I sometimes think part of it has to do with the mood or atmosphere of the games themselves. A substantial component of fandom is the social portion of things, whereas a big part of the Metroid series is Samus going off to do her thing by herself. I can imagine that an inherent difficulty exists there, where the draw of the Metroid experience is more or less antithetical to a lot of what motivates more typical fandom. Certainly, the series has a lot less fanfic and whatnot than I’d expect for something that sells well and is a pretty big cultural phenomenon and so on, which is part of why I’ve never gotten much into the fandom: there’s just not much fandom to get into.
On the other hand, a more in-my-face component of it is the way people write Samus. Bizarrely enough, the Metroid fandom seems largely unable to write Samus except in the context of a specific continuum: at one extreme, we have Samus The Cold Professional, who kills people she believes to be innocent at the behest of people she believes to be scum and shrugs at the idea that she might have any moral culpability for this. At the other extreme, we have Maternal Feminine Samus, generally fixated on her unwillingness to kill the baby Metroid but occasionally people do things like invent a family for her to have. Either way, the end result generally feels... well, for one thing, it feels extremely removed from the person we see in the actual games.
Maternal Feminine Samus tends to be morbidly amusing to me. People taking this interpretation are generally very obviously deriving it from the opening in Super Metroid establishing that she couldn’t bring herself to kill a newborn that had latched onto her as its mother...
... and completely ignoring that her follow-up response was to shove the thing in a jar and pass it off to a bunch of scientists.
Like yeah, Samus clearly has a conscience, but the idea that the baby Metroid awakened her latent maternal instincts or something like that is just hilariously wrong.
Samus The Cold Professional was vaguely understandable as the other extreme back when Super Metroid was the last release -and to be entirely fair, it seems to me to have become less common after Metroid Prime and Metroid Fusion came along- inasmuch as Samus was enough of a cipher it wasn’t completely impossible she was in that vicinity, but the baby Metroid situation once again makes it fairly questionable. If Samus is someone who can kill basically anyone without guilt, even when they have names and faces and family and all those other humanizing things, why would she hesitate to kill the last of an alien race of life-sucking monsters her paycheck is tied to killing?
I’m not sure I’ve ever seen fanfic write a happy middle ground. More importantly, I’m not sure I’ve ever seen a Metroid fanfic avoid that dichotomy in the first place.
Of course, this is a Metroid-specific manifestation of a broader fictional trend I’ve observed; that media routinely feels a need with female characters who break from traditional femininity to either assure the audience they are for sure Traditionally Feminine Beneath The Surface, or to have them out-man the men and be stone-cold monsters with not an ounce of stereotypical feminine behavior to them. (eg suggesting in complete seriousness using children as suicide bombers, even though even Stereotypical Manly Men would be unlikely to countenance such a plan without really strong situational pressures)

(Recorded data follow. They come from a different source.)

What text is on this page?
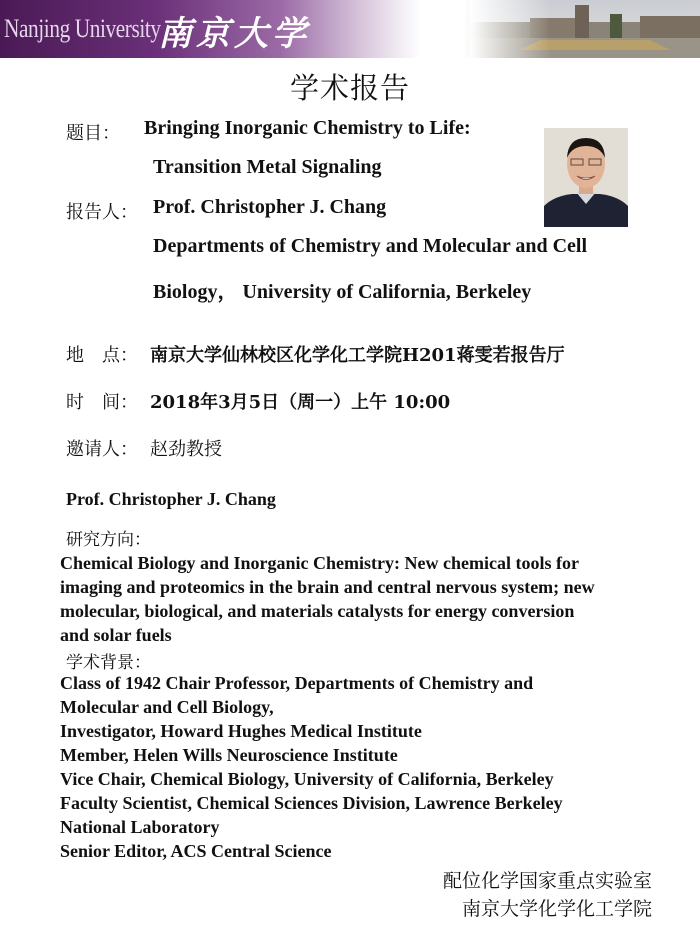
Nanjing University
南京大学
学术报告
题目： Bringing Inorganic Chemistry to Life:
Transition Metal Signaling
报告人： Prof. Christopher J. Chang
Departments of Chemistry and Molecular and Cell
Biology， University of California, Berkeley
地　点： 南京大学仙林校区化学化工学院H201蒋雯若报告厅
时　间： 2018年3月5日（周一）上午 10:00
邀请人： 赵劲教授
Prof. Christopher J. Chang
研究方向：
Chemical Biology and Inorganic Chemistry: New chemical tools for
imaging and proteomics in the brain and central nervous system; new
molecular, biological, and materials catalysts for energy conversion
and solar fuels
学术背景：
Class of 1942 Chair Professor, Departments of Chemistry and
Molecular and Cell Biology,
Investigator, Howard Hughes Medical Institute
Member, Helen Wills Neuroscience Institute
Vice Chair, Chemical Biology, University of California, Berkeley
Faculty Scientist, Chemical Sciences Division, Lawrence Berkeley
National Laboratory
Senior Editor, ACS Central Science
配位化学国家重点实验室
南京大学化学化工学院
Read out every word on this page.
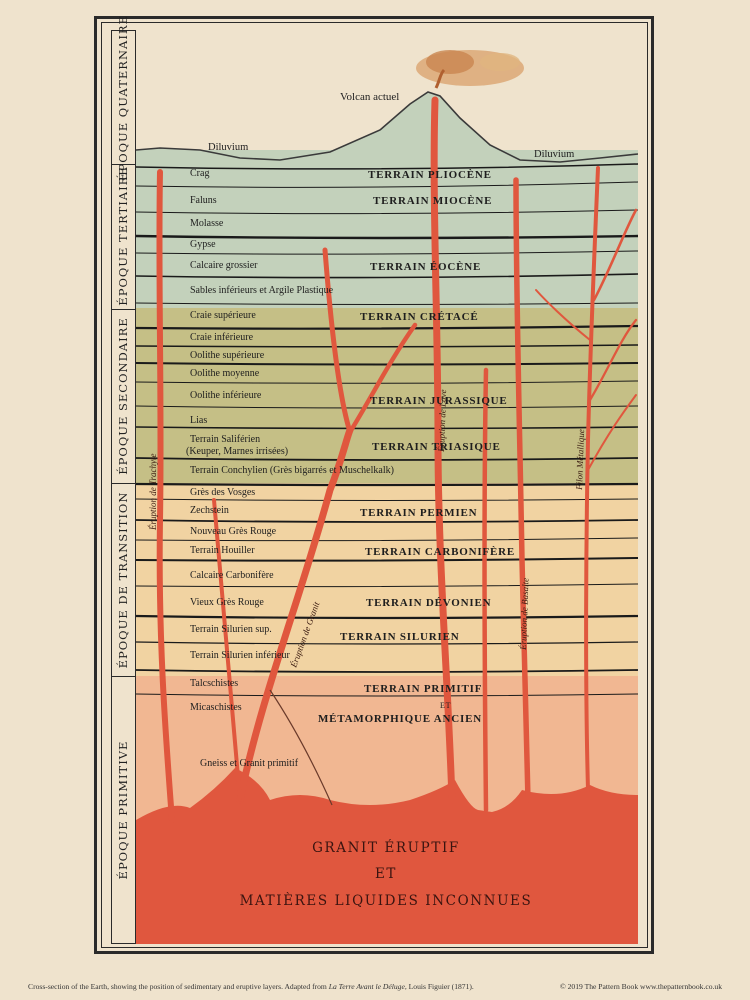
ÉPOQUE QUATERNAIRE
ÉPOQUE TERTIAIRE
ÉPOQUE SECONDAIRE
ÉPOQUE DE TRANSITION
ÉPOQUE PRIMITIVE
Volcan actuel
Diluvium
Diluvium
Crag
Faluns
Molasse
Gypse
Calcaire grossier
Sables inférieurs et Argile Plastique
Craie supérieure
Craie inférieure
Oolithe supérieure
Oolithe moyenne
Oolithe inférieure
Lias
Terrain Saliférien
(Keuper, Marnes irrisées)
Terrain Conchylien (Grès bigarrés et Muschelkalk)
Grès des Vosges
Zechstein
Nouveau Grès Rouge
Terrain Houiller
Calcaire Carbonifère
Vieux Grès Rouge
Terrain Silurien sup.
Terrain Silurien inférieur
Talcschistes
Micaschistes
Gneiss et Granit primitif
TERRAIN PLIOCÈNE
TERRAIN MIOCÈNE
TERRAIN ÉOCÈNE
TERRAIN CRÉTACÉ
TERRAIN JURASSIQUE
TERRAIN TRIASIQUE
TERRAIN PERMIEN
TERRAIN CARBONIFÈRE
TERRAIN DÉVONIEN
TERRAIN SILURIEN
TERRAIN PRIMITIF
MÉTAMORPHIQUE ANCIEN
ET
Éruption de Trachyte
Éruption de Granit
Éruption de Lave
Éruption de Basalte
Filon Métallique
GRANIT ÉRUPTIF
ET
MATIÈRES LIQUIDES INCONNUES
Cross-section of the Earth, showing the position of sedimentary and eruptive layers. Adapted from La Terre Avant le Déluge, Louis Figuier (1871).	© 2019 The Pattern Book www.thepatternbook.co.uk
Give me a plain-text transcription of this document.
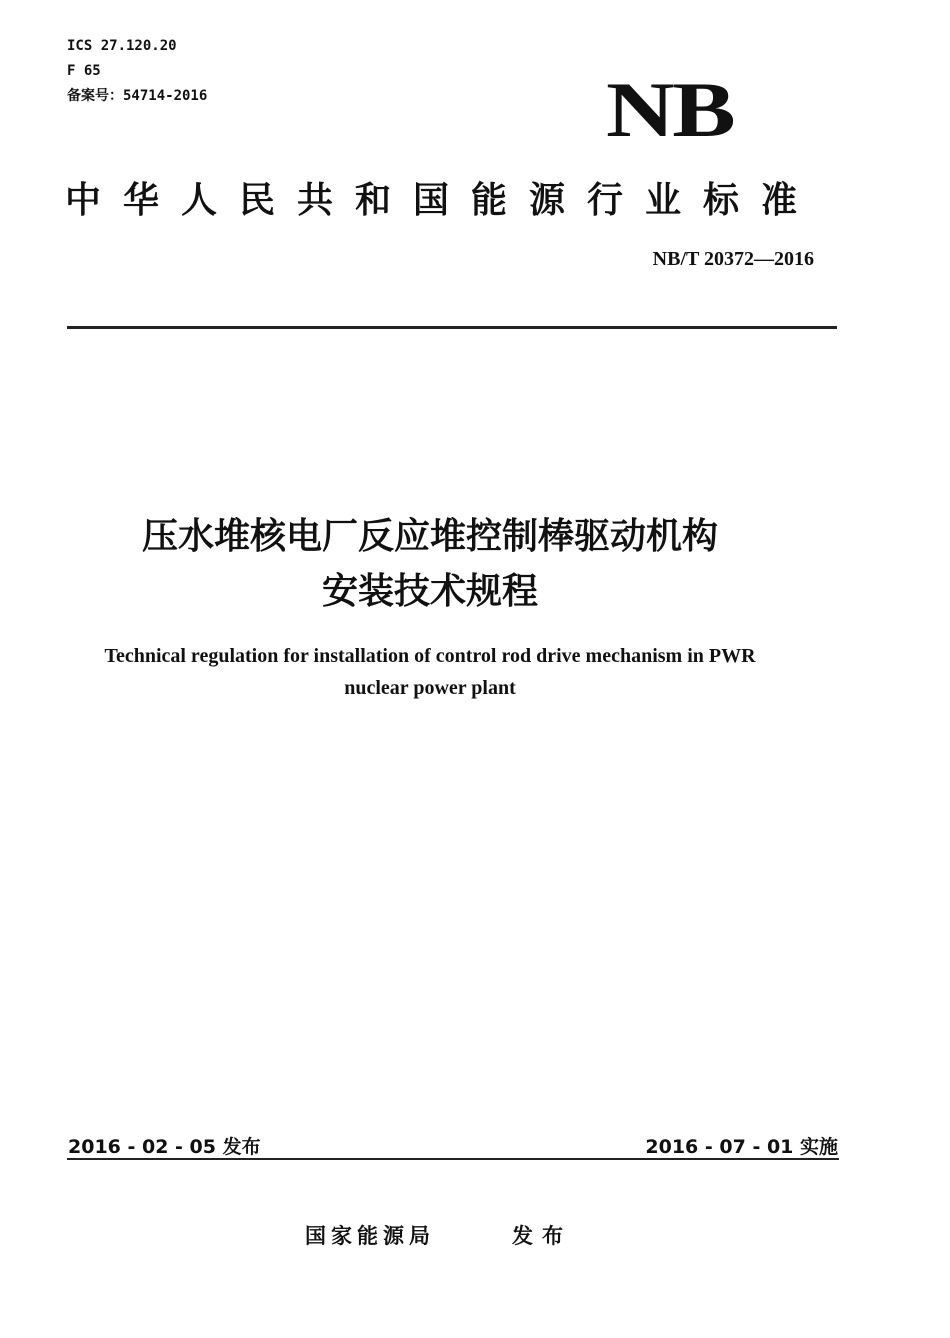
ICS 27.120.20
F 65
备案号：54714-2016	NB
中华人民共和国能源行业标准
NB/T 20372—2016
压水堆核电厂反应堆控制棒驱动机构
安装技术规程
Technical regulation for installation of control rod drive mechanism in PWR
nuclear power plant
2016 - 02 - 05 发布	2016 - 07 - 01 实施
国家能源局	发布
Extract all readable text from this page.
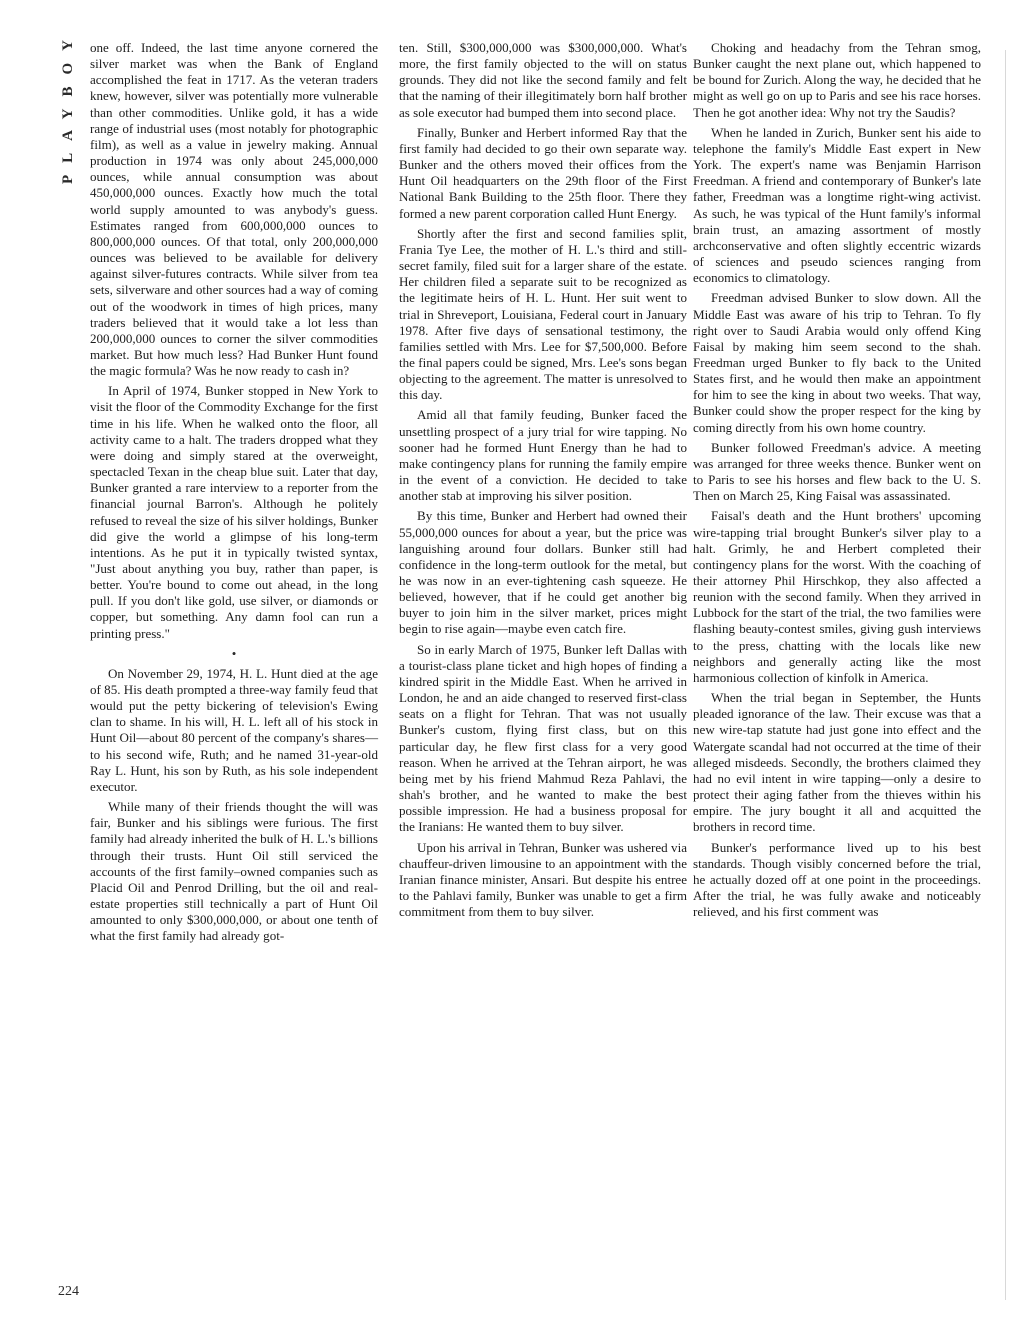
PLAYBOY
224

one off. Indeed, the last time anyone cornered the silver market was when the Bank of England accomplished the feat in 1717. As the veteran traders knew, however, silver was potentially more vulnerable than other commodities. Unlike gold, it has a wide range of industrial uses (most notably for photographic film), as well as a value in jewelry making. Annual production in 1974 was only about 245,000,000 ounces, while annual consumption was about 450,000,000 ounces. Exactly how much the total world supply amounted to was anybody's guess. Estimates ranged from 600,000,000 ounces to 800,000,000 ounces. Of that total, only 200,000,000 ounces was believed to be available for delivery against silver-futures contracts. While silver from tea sets, silverware and other sources had a way of coming out of the woodwork in times of high prices, many traders believed that it would take a lot less than 200,000,000 ounces to corner the silver commodities market. But how much less? Had Bunker Hunt found the magic formula? Was he now ready to cash in?

In April of 1974, Bunker stopped in New York to visit the floor of the Commodity Exchange for the first time in his life. When he walked onto the floor, all activity came to a halt. The traders dropped what they were doing and simply stared at the overweight, spectacled Texan in the cheap blue suit. Later that day, Bunker granted a rare interview to a reporter from the financial journal Barron's. Although he politely refused to reveal the size of his silver holdings, Bunker did give the world a glimpse of his long-term intentions. As he put it in typically twisted syntax, "Just about anything you buy, rather than paper, is better. You're bound to come out ahead, in the long pull. If you don't like gold, use silver, or diamonds or copper, but something. Any damn fool can run a printing press."

•

On November 29, 1974, H. L. Hunt died at the age of 85. His death prompted a three-way family feud that would put the petty bickering of television's Ewing clan to shame. In his will, H. L. left all of his stock in Hunt Oil—about 80 percent of the company's shares—to his second wife, Ruth; and he named 31-year-old Ray L. Hunt, his son by Ruth, as his sole independent executor.

While many of their friends thought the will was fair, Bunker and his siblings were furious. The first family had already inherited the bulk of H. L.'s billions through their trusts. Hunt Oil still serviced the accounts of the first family–owned companies such as Placid Oil and Penrod Drilling, but the oil and real-estate properties still technically a part of Hunt Oil amounted to only $300,000,000, or about one tenth of what the first family had already got-

ten. Still, $300,000,000 was $300,000,000. What's more, the first family objected to the will on status grounds. They did not like the second family and felt that the naming of their illegitimately born half brother as sole executor had bumped them into second place.

Finally, Bunker and Herbert informed Ray that the first family had decided to go their own separate way. Bunker and the others moved their offices from the Hunt Oil headquarters on the 29th floor of the First National Bank Building to the 25th floor. There they formed a new parent corporation called Hunt Energy.

Shortly after the first and second families split, Frania Tye Lee, the mother of H. L.'s third and still-secret family, filed suit for a larger share of the estate. Her children filed a separate suit to be recognized as the legitimate heirs of H. L. Hunt. Her suit went to trial in Shreveport, Louisiana, Federal court in January 1978. After five days of sensational testimony, the families settled with Mrs. Lee for $7,500,000. Before the final papers could be signed, Mrs. Lee's sons began objecting to the agreement. The matter is unresolved to this day.

Amid all that family feuding, Bunker faced the unsettling prospect of a jury trial for wire tapping. No sooner had he formed Hunt Energy than he had to make contingency plans for running the family empire in the event of a conviction. He decided to take another stab at improving his silver position.

By this time, Bunker and Herbert had owned their 55,000,000 ounces for about a year, but the price was languishing around four dollars. Bunker still had confidence in the long-term outlook for the metal, but he was now in an ever-tightening cash squeeze. He believed, however, that if he could get another big buyer to join him in the silver market, prices might begin to rise again—maybe even catch fire.

So in early March of 1975, Bunker left Dallas with a tourist-class plane ticket and high hopes of finding a kindred spirit in the Middle East. When he arrived in London, he and an aide changed to reserved first-class seats on a flight for Tehran. That was not usually Bunker's custom, flying first class, but on this particular day, he flew first class for a very good reason. When he arrived at the Tehran airport, he was being met by his friend Mahmud Reza Pahlavi, the shah's brother, and he wanted to make the best possible impression. He had a business proposal for the Iranians: He wanted them to buy silver.

Upon his arrival in Tehran, Bunker was ushered via chauffeur-driven limousine to an appointment with the Iranian finance minister, Ansari. But despite his entree to the Pahlavi family, Bunker was unable to get a firm commitment from them to buy silver.

Choking and headachy from the Tehran smog, Bunker caught the next plane out, which happened to be bound for Zurich. Along the way, he decided that he might as well go on up to Paris and see his race horses. Then he got another idea: Why not try the Saudis?

When he landed in Zurich, Bunker sent his aide to telephone the family's Middle East expert in New York. The expert's name was Benjamin Harrison Freedman. A friend and contemporary of Bunker's late father, Freedman was a longtime right-wing activist. As such, he was typical of the Hunt family's informal brain trust, an amazing assortment of mostly archconservative and often slightly eccentric wizards of sciences and pseudo sciences ranging from economics to climatology.

Freedman advised Bunker to slow down. All the Middle East was aware of his trip to Tehran. To fly right over to Saudi Arabia would only offend King Faisal by making him seem second to the shah. Freedman urged Bunker to fly back to the United States first, and he would then make an appointment for him to see the king in about two weeks. That way, Bunker could show the proper respect for the king by coming directly from his own home country.

Bunker followed Freedman's advice. A meeting was arranged for three weeks thence. Bunker went on to Paris to see his horses and flew back to the U. S. Then on March 25, King Faisal was assassinated.

Faisal's death and the Hunt brothers' upcoming wire-tapping trial brought Bunker's silver play to a halt. Grimly, he and Herbert completed their contingency plans for the worst. With the coaching of their attorney Phil Hirschkop, they also affected a reunion with the second family. When they arrived in Lubbock for the start of the trial, the two families were flashing beauty-contest smiles, giving gush interviews to the press, chatting with the locals like new neighbors and generally acting like the most harmonious collection of kinfolk in America.

When the trial began in September, the Hunts pleaded ignorance of the law. Their excuse was that a new wire-tap statute had just gone into effect and the Watergate scandal had not occurred at the time of their alleged misdeeds. Secondly, the brothers claimed they had no evil intent in wire tapping—only a desire to protect their aging father from the thieves within his empire. The jury bought it all and acquitted the brothers in record time.

Bunker's performance lived up to his best standards. Though visibly concerned before the trial, he actually dozed off at one point in the proceedings. After the trial, he was fully awake and noticeably relieved, and his first comment was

And in turn this is a manifestation of the broader cultural wrestling with the transition from women being assumed to be stay-at-home-moms to participating in realms that were traditionally Manly Men Jobs, and the attendant difficulties of disentangling what expectations were rooted in what realities, and which of those realities are still true vs which ones are not. Samus just happens to be a good lens for working through these problems, since she’s doing Manly Space Dude Combat With Guns And Shit while happening to be female and with her female-ness never really emphasized. (Except in Other M, but this whole thing is part of why it was reviled, above and beyond all the ways in which its story was an incoherent mess told badly; it went out of its way to make a big deal out of Samus’ femininity, not only with the in-universe story but with its goddamn camera work)
Which is actually tied pretty deeply into why it frustrates me that people don’t seem able to write Samus as who she appears to be, but rather write her in a manner that’s fundamentally reactionary to the whole A Woman In A Stereotypically Masculine Role thing. A big part of the appeal of Samus is that who and what she is isn’t tied up in her ~femininity~ just because she happens to be female. The reactionary writing, whether it falls too far toward trying to reject femininity or assert that everything’s okay because even though she’s a killer for hire she still loves her children or whatever the author believes to be an essential feminine quality, is fundamentally taking things in the wrong direction for wrestling with this particular issue.
I honestly don’t get why this particular piece is apparently so hard for so many people.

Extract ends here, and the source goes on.